Bonds issued by New York local governments and payable by revenue from a national settlement with major tobacco companies will get a boost from an arbitration panel’s decision to order the companies to pay the state more than $92 million, said Richard Larkin, director of credit analysis at Herbert J. Sims & Co.
New York Attorney General Eric Schneiderman said yesterday that arbitrators threw out an $800 million claim against the state by Philip Morris USA (MO:US), Lorillard Inc. (LO:US) and Reynolds American Inc. (RAI:US) Instead, the panel ordered them to pay $92 million they withheld from the state from their 2003 annual payment.
“For issuers like Nassau County, this decision will definitely push back the date of a possible default for a good number of years, and may actually allow local issuers to pay 100% of their securitized tobacco debt in full and on time,” Larkin said in an e-mail. Herbert J. Sims is based in Iselin, New Jersey.
Eight other states won decisions yesterday over the disputed payments, while six lost, Larkin said. Besides New York, three of the winning states -- Ohio, Illinois, and Iowa -- have issued tobacco bonds, he said. None of the states that lost issued them, he said.
Prices on Ohio tobacco bonds maturing in 2034 rose in trading today to about 73 cents on the dollar from 71.5 cents yesterday, according to data compiled by Bloomberg. The prices are based on trades ranging from $2.4 million to $5 million.

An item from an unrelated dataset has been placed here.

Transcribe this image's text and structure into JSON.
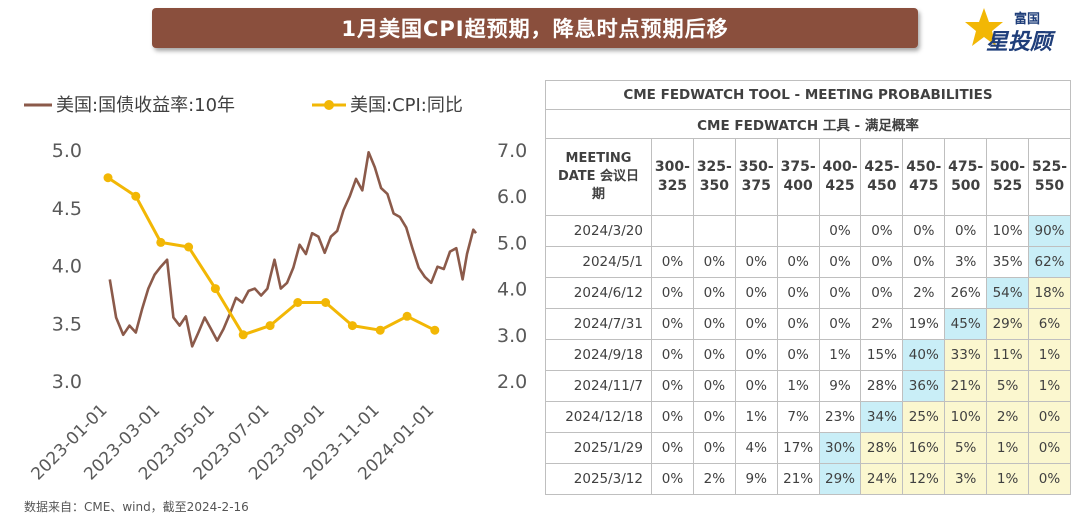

The 46-state tobacco settlement in 1998 required the companies to make annual payments to resolve their liability in health-care cost litigation. Some states and municipalities borrowed against the payments, which are based on cigarette shipments. Most of the tobacco bonds graded by rating companies are ranked below investment grade.
A dispute between the tobacco makers and states later arose over more than $7 billion due under the deal for the years 2003 to 2012, stemming from claims that market-share erosion reduced the companies’ obligations.
High-yield tobacco bonds have lost 15.4 percent this year, compared with a 5 percent drop for the broader municipal-bond market, according to Barclays Plc (BARC) data.
In New York, the disagreement centered on the state’s policy of not taxing cigarette sales on Indian reservations. The state didn’t collect payments from companies that didn’t join the national settlement on reservation sales.
“This precedent-setting decision is expected to protect the state from many billions of dollars in future claims,” Schneiderman said in a release. “In rejecting the tobacco companies’ claims, the panel fully recognized New York’s long-standing policy.”
While the arbitrators ruled in favor of Ohio, they said that its efforts to enforce the settlement “had mixed results,” according to the arbitration panel’s finding.
One of the state’s weakest areas was gathering reliable data on cigarette sales by companies that didn’t participate in the 1998 settlement.
The six states that lost their arbitration cases will refund money to Philip Morris, Lorillard and Reynolds American, according to news releases from the companies. Reynolds said it was entitled to $266 million, and Philip Morris said it would get $145 million. The money will be deducted from the annual payments the companies make to states in April.
Investors who own tobacco bonds are still at risk of not being repaid if anti-smoking laws and cigarette tax increases cause sales to drop more than 5 percent annually, Larkin said.